The biggest mistake that small business owners make from the outset in their business is that they do not keep score. And I do not just mean the money side of things.

Activity leads to Results which leads to turnover, but not necessarily profit.

I met a young entrepreneur of 21 last week. He had been in business for about 6 months mario andrettiand was now looking to expand his business – Fair Play and well done to him for thinking like this. We encourage this type of thinking and wish there were more of it.

His expansion plans would cost €60000. If you spread this cost over 5 years with no interest, this equates to about €12,000 per year or €1,000 per month.

I asked him if he believed that the investment would help him to generate an extra €2000 in sales per month with 50% Margin. He was unsure.

I asked him how much each sale was worth to him. He did not know and had kept no records.

His belief in the product and business were strong. He probably would grow the business by €2k per month. But we should be basing the decision on factual information or at least using some facts to support the decision.

His proposed business venture would not necessarily generate any additional enquiries for him and he was doing all the work that presented it self to him as it was. SO where would the extra €2k per month come from. In his business, this would represent about 15 extra jobs per month. That was a lot.

Base your business decisions on factual information where ever possible. Your chances of success are higher or your risk of loss is reduced.

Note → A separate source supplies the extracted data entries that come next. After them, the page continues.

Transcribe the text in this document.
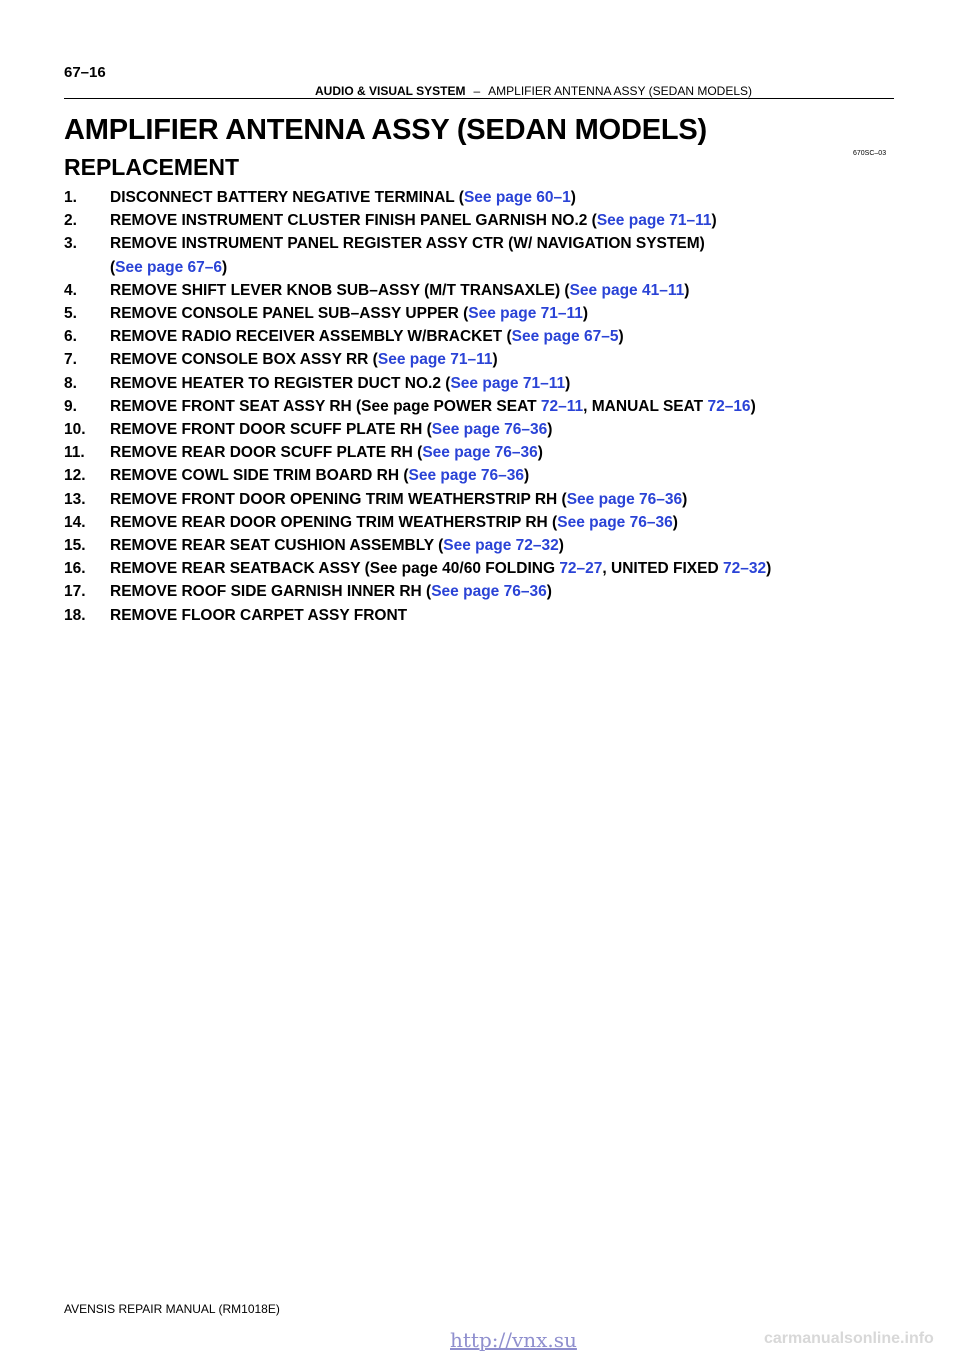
67–16
AUDIO & VISUAL SYSTEM – AMPLIFIER ANTENNA ASSY (SEDAN MODELS)
AMPLIFIER ANTENNA ASSY (SEDAN MODELS)
670SC–03
REPLACEMENT
1. DISCONNECT BATTERY NEGATIVE TERMINAL (See page 60–1)
2. REMOVE INSTRUMENT CLUSTER FINISH PANEL GARNISH NO.2 (See page 71–11)
3. REMOVE INSTRUMENT PANEL REGISTER ASSY CTR (W/ NAVIGATION SYSTEM)
(See page 67–6)
4. REMOVE SHIFT LEVER KNOB SUB–ASSY (M/T TRANSAXLE) (See page 41–11)
5. REMOVE CONSOLE PANEL SUB–ASSY UPPER (See page 71–11)
6. REMOVE RADIO RECEIVER ASSEMBLY W/BRACKET (See page 67–5)
7. REMOVE CONSOLE BOX ASSY RR (See page 71–11)
8. REMOVE HEATER TO REGISTER DUCT NO.2 (See page 71–11)
9. REMOVE FRONT SEAT ASSY RH (See page POWER SEAT 72–11, MANUAL SEAT 72–16)
10. REMOVE FRONT DOOR SCUFF PLATE RH (See page 76–36)
11. REMOVE REAR DOOR SCUFF PLATE RH (See page 76–36)
12. REMOVE COWL SIDE TRIM BOARD RH (See page 76–36)
13. REMOVE FRONT DOOR OPENING TRIM WEATHERSTRIP RH (See page 76–36)
14. REMOVE REAR DOOR OPENING TRIM WEATHERSTRIP RH (See page 76–36)
15. REMOVE REAR SEAT CUSHION ASSEMBLY (See page 72–32)
16. REMOVE REAR SEATBACK ASSY (See page 40/60 FOLDING 72–27, UNITED FIXED 72–32)
17. REMOVE ROOF SIDE GARNISH INNER RH (See page 76–36)
18. REMOVE FLOOR CARPET ASSY FRONT
AVENSIS REPAIR MANUAL (RM1018E)
http://vnx.su	carmanualsonline.info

What gets measured gets managed

If you have ever played a game, be it football or tiddly winks, you will most probably have kept score. The same is not true in many businesses and consequently business struggle and fail to take corrective action quickly enough – because they are often unaware of subtle changes taking place.

There are financial measures and there are non financial measures in every company. It is easy to measure turnover, and cashflow and wages etc. It is not easy to measure and then understand the activities that lead to the turnover, cashflow and wages. And it is this lack of information that leads to many business mistakes.

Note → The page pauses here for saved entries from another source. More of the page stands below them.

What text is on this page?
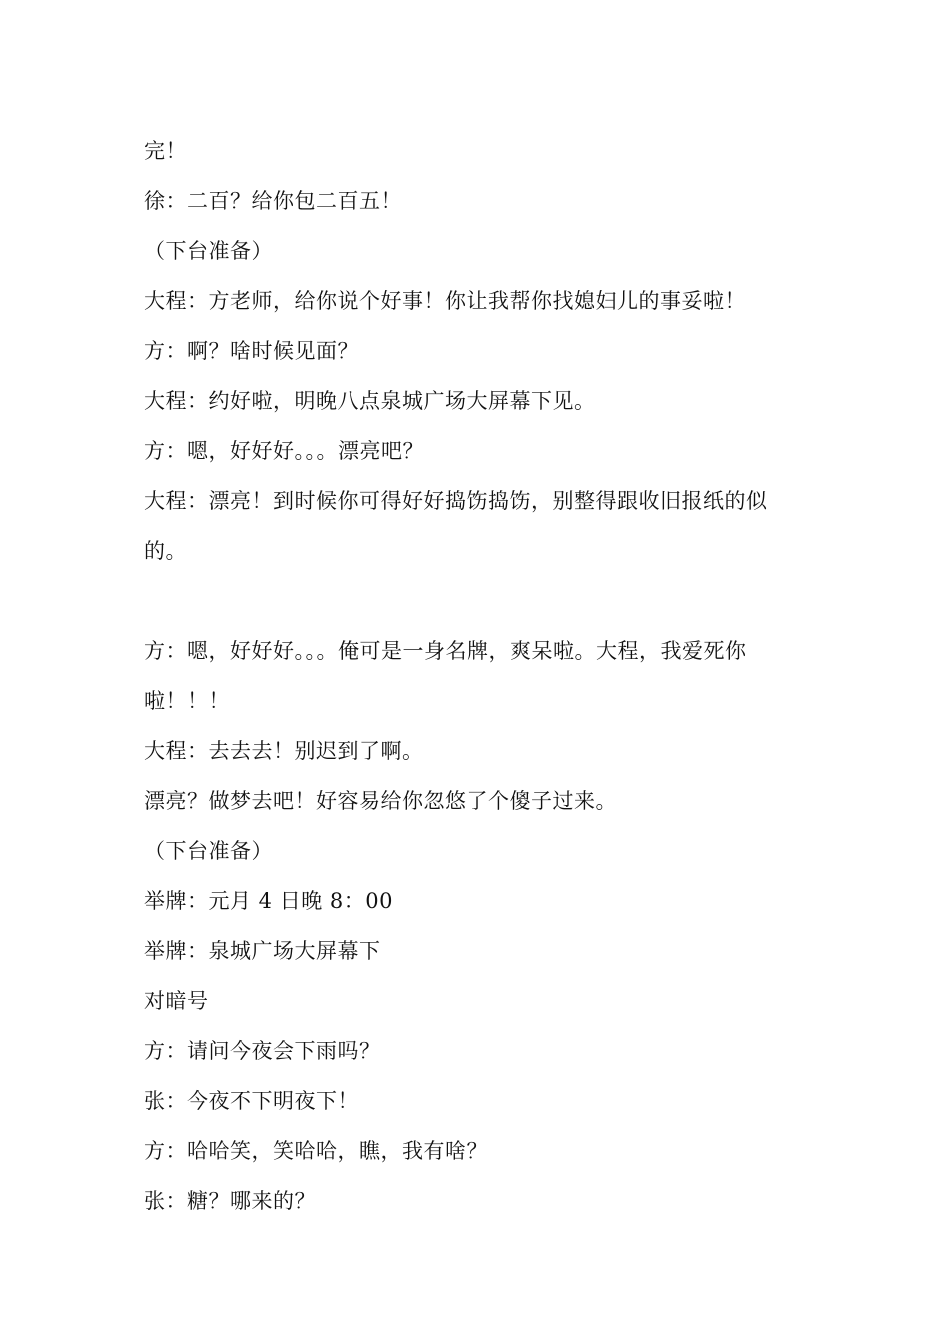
完！
徐：二百？给你包二百五！
（下台准备）
大程：方老师，给你说个好事！你让我帮你找媳妇儿的事妥啦！
方：啊？啥时候见面？
大程：约好啦，明晚八点泉城广场大屏幕下见。
方：嗯，好好好。。。漂亮吧？
大程：漂亮！到时候你可得好好捣饬捣饬，别整得跟收旧报纸的似
的。
方：嗯，好好好。。。俺可是一身名牌，爽呆啦。大程，我爱死你
啦！！！
大程：去去去！别迟到了啊。
漂亮？做梦去吧！好容易给你忽悠了个傻子过来。
（下台准备）
举牌：元月 4 日晚 8：00
举牌：泉城广场大屏幕下
对暗号
方：请问今夜会下雨吗？
张：今夜不下明夜下！
方：哈哈笑，笑哈哈，瞧，我有啥？
张：糖？哪来的？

For example, if business A had a turnover of 100,000 and business B had a turnover of 80,000 we could easily assume that A was a better business. But we cannot tell anything from turnover.

If Business A had a Net Profit of 10,000 and Business B had a Net Profit of 9,000, we would again think that A was a better business.

But what if Business Owner A had to spend 15,000 to get that level of sales while Business Owner B only Spent 1,000

What if Business Sales Manager A required 10 inquiries to get every sales, where Business Sales Manager B only required 2 inquiries.

What is business A had a gross profit of 40% while Business B was making 55% while selling the same product?

What if Business A realised that no enquiry over the past year had come from his website, despite spending thousands on its development?

What if business B realised that 20% of all his enquiries were as a result of one happy customer singing their praises?

What if the receptionist at company A always informed inquiries that they would be called back but never passed the message on?

What if one sales person in the business was visiting 10 customers per day and the 2nd sales person was only visiting 5, struggling but unaware of what they should do?

What if the supplier for company A was actually charging them 5% more than their competitors because he knew he could get away with it?

What if company B had a wage figure which was 15% higher than their immediate counterparts.

Imagine if you had every available piece of information about how well or poorly your business was doing. Would some of your decision have been different and would you have focused more on sales and customers and less on rules and regulations.

We call all of the above Key Performance Indicators (KPI’s). Do you have yours?